My three legs were as follows: Leg #2 - 2.7 miles from the end of the Golden Gate Bridge quickly downhill into Salinas, and faster than my normal 5k pace! -206 feet in less than three miles... brilliant. Leg #14 - 4.7 miles of generally flat roads, with one large hill in the middle in Petaluma, starting in the early evening and finishing at dusk, pacing low 7s except for the hill at 9s. Leg #26 - 8.3 miles of moderately hilly roads along Highway 12 in Sonoma at 7am on Saturday.
A Slab of Lab or a Smear of Deer?
Road Kills are a new idea to me, and from my research, specific to this type of long-distance relay. Road kills are essentially a count of how many people you pass along the race. Could you do this on a normal race? No way -- I mean, I passed over 7,000 people on my first Disneyland Half, so there's no way to count that.
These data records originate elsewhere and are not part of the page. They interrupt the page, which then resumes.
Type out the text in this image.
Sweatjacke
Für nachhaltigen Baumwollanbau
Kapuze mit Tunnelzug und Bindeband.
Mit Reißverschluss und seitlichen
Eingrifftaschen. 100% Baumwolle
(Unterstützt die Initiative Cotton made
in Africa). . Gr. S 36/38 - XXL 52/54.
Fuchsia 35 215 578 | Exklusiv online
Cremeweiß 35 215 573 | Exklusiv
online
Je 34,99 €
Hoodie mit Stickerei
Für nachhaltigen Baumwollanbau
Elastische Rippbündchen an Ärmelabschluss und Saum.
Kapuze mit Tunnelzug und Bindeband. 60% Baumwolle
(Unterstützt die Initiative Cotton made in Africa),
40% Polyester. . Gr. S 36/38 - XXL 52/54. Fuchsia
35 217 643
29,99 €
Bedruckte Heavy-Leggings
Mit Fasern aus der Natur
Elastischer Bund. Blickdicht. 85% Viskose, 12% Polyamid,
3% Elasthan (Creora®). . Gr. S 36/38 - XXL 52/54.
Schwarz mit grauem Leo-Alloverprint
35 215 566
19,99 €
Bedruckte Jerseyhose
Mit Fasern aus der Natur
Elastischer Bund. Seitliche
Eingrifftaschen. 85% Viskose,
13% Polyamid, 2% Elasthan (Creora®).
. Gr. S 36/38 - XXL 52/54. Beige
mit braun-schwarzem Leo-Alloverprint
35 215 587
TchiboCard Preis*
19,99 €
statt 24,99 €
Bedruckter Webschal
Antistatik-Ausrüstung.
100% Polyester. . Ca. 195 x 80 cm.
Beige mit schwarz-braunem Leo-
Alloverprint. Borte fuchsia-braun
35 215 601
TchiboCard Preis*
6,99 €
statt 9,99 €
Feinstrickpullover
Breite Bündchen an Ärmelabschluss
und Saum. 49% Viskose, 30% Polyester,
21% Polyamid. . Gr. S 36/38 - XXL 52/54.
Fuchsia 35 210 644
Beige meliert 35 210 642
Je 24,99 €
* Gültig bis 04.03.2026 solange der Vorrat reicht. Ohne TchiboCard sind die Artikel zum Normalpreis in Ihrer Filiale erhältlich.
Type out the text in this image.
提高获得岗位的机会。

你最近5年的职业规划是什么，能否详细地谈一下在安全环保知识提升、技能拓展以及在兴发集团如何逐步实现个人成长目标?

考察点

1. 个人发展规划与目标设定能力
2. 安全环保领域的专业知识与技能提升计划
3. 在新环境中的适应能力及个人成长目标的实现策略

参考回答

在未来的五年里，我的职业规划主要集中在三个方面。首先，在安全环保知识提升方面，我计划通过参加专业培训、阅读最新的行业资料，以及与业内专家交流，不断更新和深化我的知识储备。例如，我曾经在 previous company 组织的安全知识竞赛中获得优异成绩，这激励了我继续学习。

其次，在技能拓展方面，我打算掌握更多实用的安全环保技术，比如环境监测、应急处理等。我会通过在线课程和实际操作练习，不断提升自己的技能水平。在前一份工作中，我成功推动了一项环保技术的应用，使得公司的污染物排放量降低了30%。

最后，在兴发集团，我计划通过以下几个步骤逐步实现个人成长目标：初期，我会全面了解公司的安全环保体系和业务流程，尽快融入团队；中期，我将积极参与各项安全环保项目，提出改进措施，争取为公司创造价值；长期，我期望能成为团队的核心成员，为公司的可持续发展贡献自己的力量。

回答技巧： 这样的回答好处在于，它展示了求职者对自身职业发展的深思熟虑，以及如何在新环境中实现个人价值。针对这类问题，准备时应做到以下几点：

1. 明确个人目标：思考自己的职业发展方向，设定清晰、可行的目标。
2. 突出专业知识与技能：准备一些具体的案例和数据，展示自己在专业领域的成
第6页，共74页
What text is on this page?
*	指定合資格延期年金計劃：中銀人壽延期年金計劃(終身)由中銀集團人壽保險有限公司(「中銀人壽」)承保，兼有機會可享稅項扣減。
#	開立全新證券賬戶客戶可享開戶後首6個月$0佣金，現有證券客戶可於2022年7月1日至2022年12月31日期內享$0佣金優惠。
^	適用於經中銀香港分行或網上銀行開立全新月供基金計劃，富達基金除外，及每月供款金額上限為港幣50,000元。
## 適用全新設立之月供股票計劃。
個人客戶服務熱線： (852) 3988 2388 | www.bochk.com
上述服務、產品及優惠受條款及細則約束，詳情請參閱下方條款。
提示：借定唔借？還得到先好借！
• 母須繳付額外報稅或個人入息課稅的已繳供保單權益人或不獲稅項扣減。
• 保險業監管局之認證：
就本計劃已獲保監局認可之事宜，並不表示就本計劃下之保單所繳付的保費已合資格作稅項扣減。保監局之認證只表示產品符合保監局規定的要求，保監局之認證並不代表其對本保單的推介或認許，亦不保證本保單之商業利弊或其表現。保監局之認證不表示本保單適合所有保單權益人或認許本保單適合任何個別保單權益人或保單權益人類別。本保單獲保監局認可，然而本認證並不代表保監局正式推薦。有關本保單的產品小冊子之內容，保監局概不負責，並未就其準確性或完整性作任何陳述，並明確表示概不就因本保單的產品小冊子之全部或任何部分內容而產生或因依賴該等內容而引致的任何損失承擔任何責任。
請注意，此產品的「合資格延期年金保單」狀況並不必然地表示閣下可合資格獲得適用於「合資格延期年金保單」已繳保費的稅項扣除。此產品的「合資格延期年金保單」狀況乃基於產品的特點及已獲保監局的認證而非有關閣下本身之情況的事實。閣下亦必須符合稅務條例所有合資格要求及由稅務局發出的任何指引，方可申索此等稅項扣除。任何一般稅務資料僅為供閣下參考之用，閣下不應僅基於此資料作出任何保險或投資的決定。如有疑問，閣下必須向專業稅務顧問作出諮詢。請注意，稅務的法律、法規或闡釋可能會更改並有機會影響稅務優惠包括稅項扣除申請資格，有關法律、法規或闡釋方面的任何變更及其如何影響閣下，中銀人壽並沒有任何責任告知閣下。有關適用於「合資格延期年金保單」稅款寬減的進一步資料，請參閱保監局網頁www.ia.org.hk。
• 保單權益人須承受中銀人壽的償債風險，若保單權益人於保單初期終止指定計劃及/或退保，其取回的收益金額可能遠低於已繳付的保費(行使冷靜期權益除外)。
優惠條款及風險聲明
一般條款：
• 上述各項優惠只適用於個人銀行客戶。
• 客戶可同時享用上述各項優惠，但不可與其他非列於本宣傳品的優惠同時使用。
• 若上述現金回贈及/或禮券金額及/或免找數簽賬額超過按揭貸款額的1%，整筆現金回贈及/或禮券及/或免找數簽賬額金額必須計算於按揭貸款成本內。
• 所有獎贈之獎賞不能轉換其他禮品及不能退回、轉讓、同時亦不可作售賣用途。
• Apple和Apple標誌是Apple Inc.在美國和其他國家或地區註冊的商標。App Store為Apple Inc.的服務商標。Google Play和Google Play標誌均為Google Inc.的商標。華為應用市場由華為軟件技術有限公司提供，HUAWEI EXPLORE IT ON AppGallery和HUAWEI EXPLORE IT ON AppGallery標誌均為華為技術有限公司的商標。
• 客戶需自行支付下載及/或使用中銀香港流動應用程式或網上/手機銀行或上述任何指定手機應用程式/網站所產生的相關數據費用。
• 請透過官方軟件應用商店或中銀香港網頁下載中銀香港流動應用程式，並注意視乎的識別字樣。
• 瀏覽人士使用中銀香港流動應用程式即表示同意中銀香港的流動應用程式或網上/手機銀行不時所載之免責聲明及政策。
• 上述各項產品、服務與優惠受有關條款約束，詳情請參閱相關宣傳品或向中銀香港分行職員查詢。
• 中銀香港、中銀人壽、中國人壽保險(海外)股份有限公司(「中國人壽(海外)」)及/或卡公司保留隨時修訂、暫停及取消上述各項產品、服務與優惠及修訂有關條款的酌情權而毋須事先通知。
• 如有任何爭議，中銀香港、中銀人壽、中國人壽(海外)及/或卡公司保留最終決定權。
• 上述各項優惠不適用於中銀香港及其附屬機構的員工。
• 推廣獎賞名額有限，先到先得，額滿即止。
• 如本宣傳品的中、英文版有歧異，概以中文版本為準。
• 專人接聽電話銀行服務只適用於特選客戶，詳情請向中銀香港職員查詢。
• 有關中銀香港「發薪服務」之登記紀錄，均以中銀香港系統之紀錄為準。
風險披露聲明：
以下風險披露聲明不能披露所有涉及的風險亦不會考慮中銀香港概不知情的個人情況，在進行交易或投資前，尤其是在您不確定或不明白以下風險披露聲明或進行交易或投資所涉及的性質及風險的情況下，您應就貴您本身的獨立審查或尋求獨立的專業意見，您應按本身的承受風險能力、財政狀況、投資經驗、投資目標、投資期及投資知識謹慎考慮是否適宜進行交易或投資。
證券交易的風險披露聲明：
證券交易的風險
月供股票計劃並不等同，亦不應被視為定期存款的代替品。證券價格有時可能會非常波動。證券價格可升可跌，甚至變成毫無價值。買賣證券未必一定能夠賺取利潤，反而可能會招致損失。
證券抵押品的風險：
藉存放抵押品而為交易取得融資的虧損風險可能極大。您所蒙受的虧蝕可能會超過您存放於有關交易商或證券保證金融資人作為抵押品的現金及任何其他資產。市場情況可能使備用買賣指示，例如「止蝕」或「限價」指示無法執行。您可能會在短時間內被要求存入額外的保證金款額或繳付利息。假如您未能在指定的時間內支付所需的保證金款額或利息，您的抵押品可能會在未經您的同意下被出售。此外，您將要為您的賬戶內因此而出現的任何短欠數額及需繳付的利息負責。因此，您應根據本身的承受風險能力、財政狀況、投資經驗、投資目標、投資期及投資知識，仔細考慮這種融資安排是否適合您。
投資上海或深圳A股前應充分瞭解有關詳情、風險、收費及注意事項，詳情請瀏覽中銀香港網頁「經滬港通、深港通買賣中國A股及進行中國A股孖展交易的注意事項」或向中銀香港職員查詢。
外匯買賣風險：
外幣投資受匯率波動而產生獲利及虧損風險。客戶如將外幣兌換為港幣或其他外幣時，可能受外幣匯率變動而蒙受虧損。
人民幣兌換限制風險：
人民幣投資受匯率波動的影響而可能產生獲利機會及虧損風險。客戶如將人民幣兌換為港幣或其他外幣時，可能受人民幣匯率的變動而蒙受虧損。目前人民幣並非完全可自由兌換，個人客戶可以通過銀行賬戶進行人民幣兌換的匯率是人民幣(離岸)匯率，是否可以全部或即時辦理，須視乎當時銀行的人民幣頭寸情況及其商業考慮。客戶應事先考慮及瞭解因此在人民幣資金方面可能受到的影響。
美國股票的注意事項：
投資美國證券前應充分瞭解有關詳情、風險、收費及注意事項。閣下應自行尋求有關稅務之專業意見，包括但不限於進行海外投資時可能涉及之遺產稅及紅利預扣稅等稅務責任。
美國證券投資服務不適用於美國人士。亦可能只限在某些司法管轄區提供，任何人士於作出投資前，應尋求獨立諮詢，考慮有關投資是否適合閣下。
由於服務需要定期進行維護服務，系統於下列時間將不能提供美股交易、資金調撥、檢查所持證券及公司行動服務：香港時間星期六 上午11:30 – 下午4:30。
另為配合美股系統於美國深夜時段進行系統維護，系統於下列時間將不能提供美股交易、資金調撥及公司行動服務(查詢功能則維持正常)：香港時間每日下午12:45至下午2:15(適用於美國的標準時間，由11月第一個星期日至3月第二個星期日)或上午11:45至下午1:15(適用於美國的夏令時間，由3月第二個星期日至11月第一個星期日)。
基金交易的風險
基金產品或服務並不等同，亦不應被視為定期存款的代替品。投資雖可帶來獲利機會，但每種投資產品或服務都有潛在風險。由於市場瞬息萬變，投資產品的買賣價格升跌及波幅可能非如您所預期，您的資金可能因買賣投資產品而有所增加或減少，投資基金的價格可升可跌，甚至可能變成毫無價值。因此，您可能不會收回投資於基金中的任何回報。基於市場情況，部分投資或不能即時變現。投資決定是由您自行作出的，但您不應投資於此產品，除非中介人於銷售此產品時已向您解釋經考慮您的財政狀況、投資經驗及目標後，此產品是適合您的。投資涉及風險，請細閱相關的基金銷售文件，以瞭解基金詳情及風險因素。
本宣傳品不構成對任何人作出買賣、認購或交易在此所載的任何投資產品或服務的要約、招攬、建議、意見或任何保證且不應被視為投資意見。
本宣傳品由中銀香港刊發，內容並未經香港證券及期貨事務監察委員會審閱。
But on a race with around 400 teams, spread out across 15 different start waves, and intentionally ungrouped, then counting your kills becomes possible.The great part about kills, though, isn't passing people, it's the ability for small goals to push you faster. A person a few hundred feet ahead? Time to pick up the pace. A group ahead... gold mine! Sub-7s? Mid-to-low 7s? There's no question that having some intermediate goals helped keep me energy going, even on the third day while running on two and a half hours of sleep.